GBP/USD remains on the back foot while reversing the previous day’s corrective bounce, taking offers near 1.0630 during early Wednesday morning in Europe. In doing so, the Cable pair respects the US dollar’s latest run-up amid the rush for risk safety, as well as downbeat economic prospects for the UK.
Recently, White House economic adviser Brian Deese said, per Reuters, that he was not surprised by the negative reaction of financial markets to Britain's fiscal plans and tax cuts, underscoring the need to maintain "fiscal prudence, fiscal discipline." Earlier in the day, International Monetary Fund (IMF) openly criticized Britain's new economic strategy on Tuesday, following another slide in bond markets that forced the Bank of England (BOE) to promise a "significant" response to stabilize the economy, reported Reuters.
It should be noted that the fears emanating from the Eurozone’s energy crisis and China’s dismal efforts to defend the yuan seemed to have recently propelled the US Treasury yields and the US dollar.
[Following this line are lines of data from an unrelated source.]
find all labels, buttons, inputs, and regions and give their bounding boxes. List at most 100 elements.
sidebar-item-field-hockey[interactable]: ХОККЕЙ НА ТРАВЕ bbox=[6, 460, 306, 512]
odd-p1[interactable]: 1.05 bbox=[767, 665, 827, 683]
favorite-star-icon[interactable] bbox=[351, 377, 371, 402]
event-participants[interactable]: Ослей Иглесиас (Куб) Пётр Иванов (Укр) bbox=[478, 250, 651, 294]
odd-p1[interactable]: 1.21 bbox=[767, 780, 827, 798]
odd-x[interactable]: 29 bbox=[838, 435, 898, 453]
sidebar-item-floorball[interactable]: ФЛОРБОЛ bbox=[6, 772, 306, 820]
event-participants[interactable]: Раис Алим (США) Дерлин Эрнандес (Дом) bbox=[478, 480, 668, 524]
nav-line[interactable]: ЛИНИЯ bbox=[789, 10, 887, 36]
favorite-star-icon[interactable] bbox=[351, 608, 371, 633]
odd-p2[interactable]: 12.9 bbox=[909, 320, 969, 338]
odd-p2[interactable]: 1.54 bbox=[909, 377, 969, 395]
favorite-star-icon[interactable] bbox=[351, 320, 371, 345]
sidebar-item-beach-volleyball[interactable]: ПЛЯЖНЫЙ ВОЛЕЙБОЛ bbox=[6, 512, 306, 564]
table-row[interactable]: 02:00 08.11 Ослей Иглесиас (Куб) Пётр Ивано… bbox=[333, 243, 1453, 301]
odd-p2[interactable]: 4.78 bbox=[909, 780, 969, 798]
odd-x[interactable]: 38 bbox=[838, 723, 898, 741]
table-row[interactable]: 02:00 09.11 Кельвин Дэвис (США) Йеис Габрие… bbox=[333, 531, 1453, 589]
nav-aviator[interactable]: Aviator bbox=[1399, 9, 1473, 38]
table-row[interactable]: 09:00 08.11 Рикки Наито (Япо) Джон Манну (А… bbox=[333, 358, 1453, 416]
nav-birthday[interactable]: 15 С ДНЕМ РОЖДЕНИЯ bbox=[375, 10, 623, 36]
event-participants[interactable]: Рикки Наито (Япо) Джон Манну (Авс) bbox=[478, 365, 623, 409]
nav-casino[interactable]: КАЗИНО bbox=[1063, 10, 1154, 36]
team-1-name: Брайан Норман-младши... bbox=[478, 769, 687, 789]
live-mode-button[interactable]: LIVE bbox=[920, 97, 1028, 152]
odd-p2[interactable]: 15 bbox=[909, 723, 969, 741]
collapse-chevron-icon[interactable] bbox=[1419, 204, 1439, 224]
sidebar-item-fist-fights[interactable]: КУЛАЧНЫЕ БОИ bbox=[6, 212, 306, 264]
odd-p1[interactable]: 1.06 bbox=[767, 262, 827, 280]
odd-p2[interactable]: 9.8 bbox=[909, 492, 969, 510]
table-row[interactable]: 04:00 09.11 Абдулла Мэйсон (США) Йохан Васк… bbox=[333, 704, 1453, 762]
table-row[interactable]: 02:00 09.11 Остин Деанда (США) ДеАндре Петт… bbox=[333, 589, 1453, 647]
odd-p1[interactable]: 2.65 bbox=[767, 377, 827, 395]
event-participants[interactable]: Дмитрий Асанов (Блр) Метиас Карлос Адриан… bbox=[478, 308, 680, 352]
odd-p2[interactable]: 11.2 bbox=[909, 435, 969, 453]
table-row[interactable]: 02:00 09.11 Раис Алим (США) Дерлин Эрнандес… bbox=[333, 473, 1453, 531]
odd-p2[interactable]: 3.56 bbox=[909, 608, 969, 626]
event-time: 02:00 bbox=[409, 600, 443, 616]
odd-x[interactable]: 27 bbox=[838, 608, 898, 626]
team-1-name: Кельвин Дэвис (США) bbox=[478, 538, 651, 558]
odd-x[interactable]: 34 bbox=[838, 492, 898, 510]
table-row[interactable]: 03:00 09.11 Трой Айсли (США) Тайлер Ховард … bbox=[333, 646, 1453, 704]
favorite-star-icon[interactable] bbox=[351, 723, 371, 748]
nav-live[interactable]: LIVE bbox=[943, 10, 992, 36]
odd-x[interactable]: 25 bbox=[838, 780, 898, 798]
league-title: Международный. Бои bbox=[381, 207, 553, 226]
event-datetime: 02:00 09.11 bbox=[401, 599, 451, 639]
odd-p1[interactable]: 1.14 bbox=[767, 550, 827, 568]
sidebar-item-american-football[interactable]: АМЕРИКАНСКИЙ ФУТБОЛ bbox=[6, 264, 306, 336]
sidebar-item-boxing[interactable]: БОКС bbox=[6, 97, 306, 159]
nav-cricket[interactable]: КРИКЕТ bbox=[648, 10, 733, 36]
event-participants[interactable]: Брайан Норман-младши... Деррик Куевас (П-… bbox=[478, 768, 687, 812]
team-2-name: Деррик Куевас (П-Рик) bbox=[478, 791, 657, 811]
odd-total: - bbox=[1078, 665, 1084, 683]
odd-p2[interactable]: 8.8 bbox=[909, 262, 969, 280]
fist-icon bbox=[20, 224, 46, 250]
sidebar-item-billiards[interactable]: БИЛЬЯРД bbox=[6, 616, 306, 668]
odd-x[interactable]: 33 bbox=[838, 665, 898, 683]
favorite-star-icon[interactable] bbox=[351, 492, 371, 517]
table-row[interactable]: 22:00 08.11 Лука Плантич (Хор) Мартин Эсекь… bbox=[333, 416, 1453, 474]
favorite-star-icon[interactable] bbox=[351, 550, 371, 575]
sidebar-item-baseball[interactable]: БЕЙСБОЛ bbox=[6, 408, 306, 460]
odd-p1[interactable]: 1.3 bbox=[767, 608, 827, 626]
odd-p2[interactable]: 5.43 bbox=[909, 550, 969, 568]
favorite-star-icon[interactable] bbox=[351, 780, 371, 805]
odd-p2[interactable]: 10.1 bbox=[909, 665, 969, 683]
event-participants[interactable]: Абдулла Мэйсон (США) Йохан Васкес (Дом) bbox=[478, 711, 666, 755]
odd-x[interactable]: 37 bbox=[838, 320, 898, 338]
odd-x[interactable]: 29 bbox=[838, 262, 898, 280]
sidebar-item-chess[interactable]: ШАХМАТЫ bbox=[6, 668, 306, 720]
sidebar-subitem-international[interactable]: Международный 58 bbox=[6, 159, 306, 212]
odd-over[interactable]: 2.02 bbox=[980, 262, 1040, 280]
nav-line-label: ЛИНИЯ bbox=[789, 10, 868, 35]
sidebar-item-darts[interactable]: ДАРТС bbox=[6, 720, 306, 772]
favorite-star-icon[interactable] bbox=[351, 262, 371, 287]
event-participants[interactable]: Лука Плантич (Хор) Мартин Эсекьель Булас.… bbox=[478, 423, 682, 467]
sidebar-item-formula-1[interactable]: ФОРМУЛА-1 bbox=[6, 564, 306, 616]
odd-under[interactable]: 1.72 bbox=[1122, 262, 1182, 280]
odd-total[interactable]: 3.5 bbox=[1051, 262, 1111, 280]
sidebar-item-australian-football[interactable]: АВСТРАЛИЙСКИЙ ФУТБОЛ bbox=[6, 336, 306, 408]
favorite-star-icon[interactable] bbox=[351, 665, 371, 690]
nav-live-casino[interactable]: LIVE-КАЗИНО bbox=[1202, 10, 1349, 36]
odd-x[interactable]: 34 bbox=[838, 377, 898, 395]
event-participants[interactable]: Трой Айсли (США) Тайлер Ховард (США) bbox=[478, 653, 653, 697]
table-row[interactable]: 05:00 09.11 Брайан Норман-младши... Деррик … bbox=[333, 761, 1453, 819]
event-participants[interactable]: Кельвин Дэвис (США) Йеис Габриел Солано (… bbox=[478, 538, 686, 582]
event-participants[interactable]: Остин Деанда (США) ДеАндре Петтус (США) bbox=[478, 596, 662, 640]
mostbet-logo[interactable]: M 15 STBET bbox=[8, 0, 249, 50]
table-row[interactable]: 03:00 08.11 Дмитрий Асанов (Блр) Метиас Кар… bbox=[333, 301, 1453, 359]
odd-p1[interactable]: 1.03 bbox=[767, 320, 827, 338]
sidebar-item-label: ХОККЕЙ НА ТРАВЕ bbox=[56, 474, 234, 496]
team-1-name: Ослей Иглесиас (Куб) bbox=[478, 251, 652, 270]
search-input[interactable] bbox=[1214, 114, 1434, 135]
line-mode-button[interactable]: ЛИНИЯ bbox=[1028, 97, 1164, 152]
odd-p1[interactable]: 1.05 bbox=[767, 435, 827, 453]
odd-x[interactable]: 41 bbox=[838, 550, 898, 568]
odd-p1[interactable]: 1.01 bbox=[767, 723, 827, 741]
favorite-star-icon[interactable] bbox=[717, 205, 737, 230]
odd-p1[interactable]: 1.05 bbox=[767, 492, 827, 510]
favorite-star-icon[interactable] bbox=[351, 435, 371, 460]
That said, the US Dollar Index (DXY) renews the 20-year high near 114.70 while the US 10-year Treasury yields jump to 4.0% for the first time since 2010.
The quote managed to rebound the previous day as British Finance Minister Kwasi Kwarteng mentioned that they will have a credible plan to reduce debt-to-GDP. On the same line could be the mixed Fedspeak and increasing odds of the Bank of England’s (BOE) heavy rate hike.
Looking forward, Deputy Governor for Financial Stability of the Bank of England, Sir Jon Cunliffe, is up for a speech and will be watched closely for clues about the BOE’s next move, amid chatters over a 1.0% rate hike. Further, Fed Chairman Jerome Powell will also speak and can entertain the GBP/USD traders.
A sustained downtrend below the 5.5-year-old support line, now resistance around 1.0970, keeps the GBP/USD pair hopeful of a fresh all-time low, currently around 1.0340.